More and more professionals create their own web-sites highlighting their professional experience, elaborating on their skills, including their publications and simply marketing themselves. A Marketing Specialist from Toronto has recently reached out to me to ask if, according to my professional opinion, there is a value to such sites. I certainly think there is, as long as your strategy behind it fits the message you are communicating!
Even if you already have an online presence on the main social media outlets (LinkedIn, Twitter, Facebook), your own site will give you the opportunity to bring all of the information together and present it in the format of your choice. You can include your resume, publications, reference letters and samples of your work. If you are a graphic designer, a marketer or a communications specialist, for example, you can showcase your portfolio. By including a link to your personal site on your resume, you will give a potential employer the opportunity to review your work and possibly be impressed prior to even speaking with you. It can most definitely make your candidacy appear stronger when in the running for a new position.
However, if executed poorly, your site can do damage instead of being a value-add. Here are common mistakes to avoid:
– Not being clear with who your target audience is. In order to customize the content of your site, you need to choose if you are targeting professionals in your field or friends and family. This will help you design the site and shape your message accordingly. If your primary objective is professional networking, you should definitely abstain from posting personal pictures and updates.
– Not staying true to yourself. A catchy or funny content on your site can definitely be attention-grabbing and make a favourable first impression. Keep in mind, however, that not everyone is naturally funny or eloquent with their written communication skills. Know what your strengths are. If your writing style is dry, no problem – don’t force yourself to come up with “clever jokes” or “catchy phrases”. It might look awkward and turn the reader off.
– Not utilizing your site to its full potential. I have in the past received resumes with links to candidates’ personal sites that contained solely a brief introduction and their resumes. There is no value to having such a site since all of this information is already in the resume!
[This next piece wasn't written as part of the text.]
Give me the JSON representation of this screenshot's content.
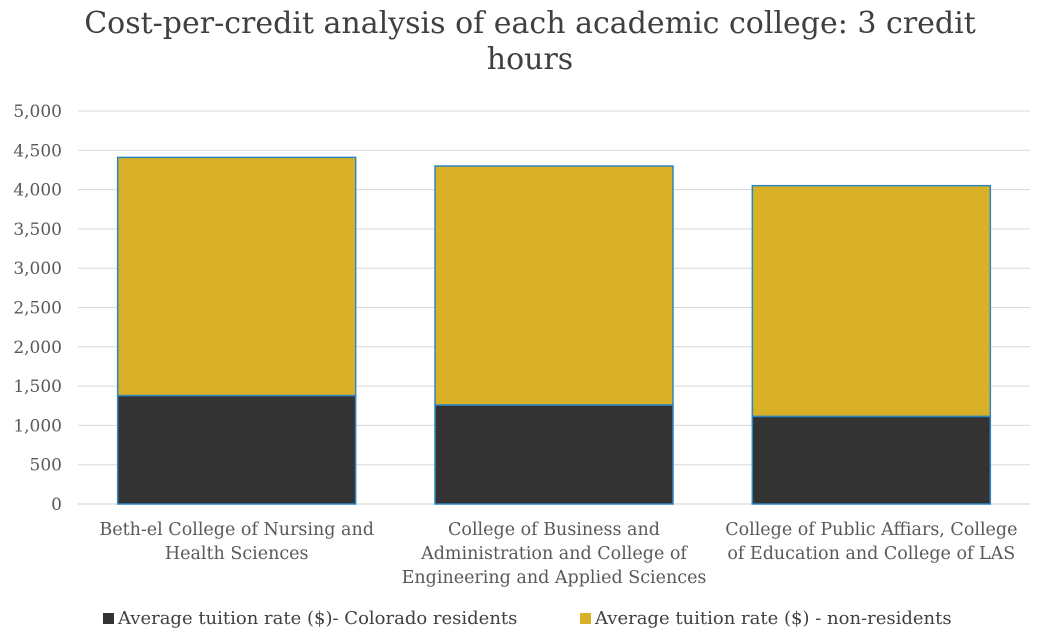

Your personal site should be there to add to your personal brand, not mirror what you already communicated.
– Not making the site uniquely about you. The focus of your personal site should not be on your employer or other people in your network. If your goal is to market and brand yourself, stay true to it instead of branching out and not communicating a clear message.
Having a personal web-site is definitely not a must and creating one with no strategy in mind is useless. As with everything else you do to build your online presence and shape your personal brand, try to look at it through other professionals’ eyes and build on your uniqueness and your strengths.